Wall Street ends higher as hopes for less aggressive Fed grow

By Chuck Mikolajczak

NEW YORK (Reuters) – U.S. stocks surged to close out the trading week on Friday after a report said the U.S. Federal Reserve will likely debate on a smaller interest rate hike in December, raising hopes the central bank may be poised to adopt a less aggressive policy stance.

Some Fed officials have begun sounding out their desire to slow down the pace of increases soon, according to a Wall Street Journal report, and how to signal plans to approve a smaller increase in December.

San Francisco Federal Reserve President Mary Daly echoed that sentiment and said it’s time to start talking about slowing the pace of the hikes in borrowing costs and doing so should avoid sending the economy into an “unforced downturn” by hiking interest rates too sharply.
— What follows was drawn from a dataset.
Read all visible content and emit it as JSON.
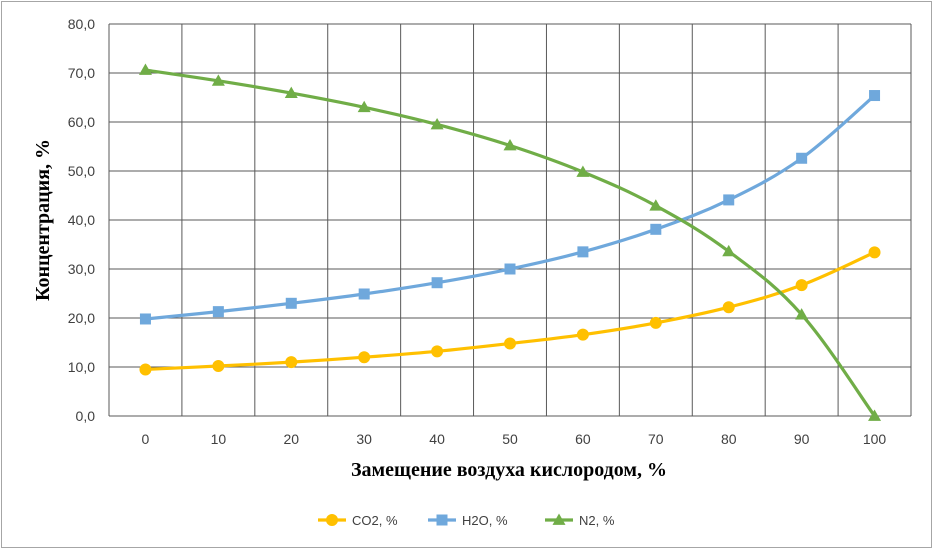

In addition, Chicago Federal Reserve Bank President Charles Evans reiterated his stance the Fed should get policy to “a bit above” 4.5% by early next year and then hold it there.

Analysts widely expect the Fed to hike rates by 75 basis points for a fourth straight meeting in November. Equities have been under pressure this year as the central bank has embarked on an aggressive rate hike path as it attempts to reign in stubbornly high inflation, increasing worries of a policy error that will send the economy into a recession.

“You had the (report) and then you had some confirmation that 75 seems to be pretty baked in for November here but perhaps there is room to slow and extend… rather than front-load so high and then have to peel off, you kind of ease to your 4.75% or 5% peak,” said Tom Hainlin, senior investment strategist at U.S. Bank Wealth Management in Minneapolis, Minnesota.

“Then maybe just hold there for a while so you are getting a little bit of relief.”

The Dow Jones Industrial Average rose 748.97 points, or 2.47%, to 31,082.56, the S&P 500 gained 86.97 points, or 2.37%, to 3,752.75 and the Nasdaq Composite added 244.87 points, or 2.31%, to 10,859.72.

For the week, the S&P 500 climbed 4.74%, the Dow gained 4.89% and the Nasdaq rose 5.22%. Each of the three major indexes notched their biggest weekly percentage gains in four months.

The report helped stocks recover from early losses as Snap Inc plunged 28.08% after posting its slowest quarterly revenue growth in five years as advertisers cut spending due to inflation and geopolitical woes.

That weighed on other companies that rely heavily on ad revenue such as Meta Platforms Inc, down 1.16% and Pinterest, off 6.40%.

Also falling after reporting quarterly earnings were American Express, which lost 1.67% and Verizon Communications, down 4.46%.

American Express said it built bigger provisions to prepare for potential defaults as an economic downturn looms while Verizon’s profit slid 23% and the carrier missed estimates for wireless subscriber additions.

Next week will bring earnings from names such as Twitter, Microsoft Corp, Alphabet and Apple Inc.

Despite the recent batch of disappointing results, third-quarter earnings season has so far has been better-than-feared, with growth expectations for S&P 500 companies at 3.1%, according to Refinitiv data, up from 2.8% earlier in the week but still well below the 11.1% forecast at the start of July.

Schlumberger shot up 10.33% to help to lift the S&P 500 energy sector 2.76% after reporting a quarterly profit above expectations.

Volume on U.S. exchanges was 12.15 billion shares, compared with the 11.57 billion average for the full session over the last 20 trading days.

Advancing issues outnumbered declining ones on the NYSE by a 2.59-to-1 ratio; on Nasdaq, a 2.03-to-1 ratio favored advancers.

The S&P 500 posted 9 new 52-week highs and 32 new lows; the Nasdaq Composite recorded 60 new highs and 322 new lows.